Der zweite Effekt des Durchmessers betrifft den Rollwiderstand. Je größer das Rad, desto kleiner ist der Winkel, unter dem es gegen eine Unebenheit anläuft, und desto weniger Kraft ist zum Anfahren nötig. Das macht sich weniger beim leeren als beim beladenen Wagen bemerkbar, weil dort das Losbrechmoment über die gesamte Last wirkt. Welche Bauarten und Ausstattungen es sonst noch gibt, ordnet der Überblick zu Werkstattwagen ein.
Vier Werkstattböden und was sie von einer Rolle verlangen
Unbeschichteter Estrich ist der häufigste Werkstattboden und gleichzeitig der unauffälligste Fall. Er verträgt harte Laufflächen ohne bleibende Spuren, verlangt aber zwei Dinge: ausreichenden Durchmesser wegen der Dehnfugen und regelmäßiges Kehren. Estrich sandet ab, und Quarzkörner aus dem Zementstein wirken zwischen Lauffläche und Boden wie ein Schleifmittel. Weiche Materialien nehmen diese Körner auf und tragen sie dann als Schneidwerkzeug über den Boden.

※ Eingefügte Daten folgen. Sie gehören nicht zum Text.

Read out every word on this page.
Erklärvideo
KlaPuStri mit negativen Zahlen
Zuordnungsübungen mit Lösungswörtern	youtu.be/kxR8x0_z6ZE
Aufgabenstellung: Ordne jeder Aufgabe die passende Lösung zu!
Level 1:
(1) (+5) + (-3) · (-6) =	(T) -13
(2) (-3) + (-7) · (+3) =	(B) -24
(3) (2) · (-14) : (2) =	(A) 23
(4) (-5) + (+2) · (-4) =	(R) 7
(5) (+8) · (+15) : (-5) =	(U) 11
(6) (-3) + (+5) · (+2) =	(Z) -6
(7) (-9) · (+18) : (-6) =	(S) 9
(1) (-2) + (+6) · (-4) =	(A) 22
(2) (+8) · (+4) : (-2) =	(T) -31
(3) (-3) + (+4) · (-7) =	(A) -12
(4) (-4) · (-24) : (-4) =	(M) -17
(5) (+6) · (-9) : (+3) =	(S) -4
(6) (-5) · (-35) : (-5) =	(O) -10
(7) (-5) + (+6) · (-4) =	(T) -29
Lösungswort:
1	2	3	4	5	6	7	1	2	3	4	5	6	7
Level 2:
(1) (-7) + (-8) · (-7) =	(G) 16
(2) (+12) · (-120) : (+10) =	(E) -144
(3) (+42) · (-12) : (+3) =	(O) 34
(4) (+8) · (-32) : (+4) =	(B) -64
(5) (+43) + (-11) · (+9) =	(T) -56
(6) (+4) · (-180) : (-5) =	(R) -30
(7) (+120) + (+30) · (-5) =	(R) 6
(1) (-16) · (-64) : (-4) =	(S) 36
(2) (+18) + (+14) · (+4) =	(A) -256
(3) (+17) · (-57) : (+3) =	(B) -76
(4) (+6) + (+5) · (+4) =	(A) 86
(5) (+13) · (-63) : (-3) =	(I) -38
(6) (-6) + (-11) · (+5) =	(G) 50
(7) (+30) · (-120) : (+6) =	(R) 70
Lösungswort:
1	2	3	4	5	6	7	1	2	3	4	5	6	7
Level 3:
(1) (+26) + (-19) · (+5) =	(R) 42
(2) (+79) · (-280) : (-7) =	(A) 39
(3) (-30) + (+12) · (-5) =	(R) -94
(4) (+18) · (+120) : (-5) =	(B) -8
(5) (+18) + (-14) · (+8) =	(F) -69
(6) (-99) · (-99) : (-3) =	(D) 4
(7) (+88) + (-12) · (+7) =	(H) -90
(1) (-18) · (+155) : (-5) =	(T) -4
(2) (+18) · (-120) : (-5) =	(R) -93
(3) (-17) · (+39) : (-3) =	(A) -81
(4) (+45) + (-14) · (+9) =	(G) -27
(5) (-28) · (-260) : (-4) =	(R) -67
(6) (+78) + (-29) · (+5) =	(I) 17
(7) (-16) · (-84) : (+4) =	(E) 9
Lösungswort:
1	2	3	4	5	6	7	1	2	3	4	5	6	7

Fliesen sind der problematischste Belag, weil sie gleich zwei Schwächen kombinieren. Erstens liegt alle dreißig bis sechzig Zentimeter eine Fuge im Weg, was bei kleinem Durchmesser zu einem rhythmischen Schlagen führt. Zweitens ist die glasierte Oberfläche zwar hart, aber stoßempfindlich, und die Kanten der Randfliesen sind es besonders. Aus verifizierten Käuferbewertungen zu einem der geprüften Modelle mit 120-mm-Rollen taucht genau dieser Punkt auf: Die Rollen werden für Fliesenböden als zu hart beschrieben. Das ist eine Nutzerangabe, keine Herstellerangabe.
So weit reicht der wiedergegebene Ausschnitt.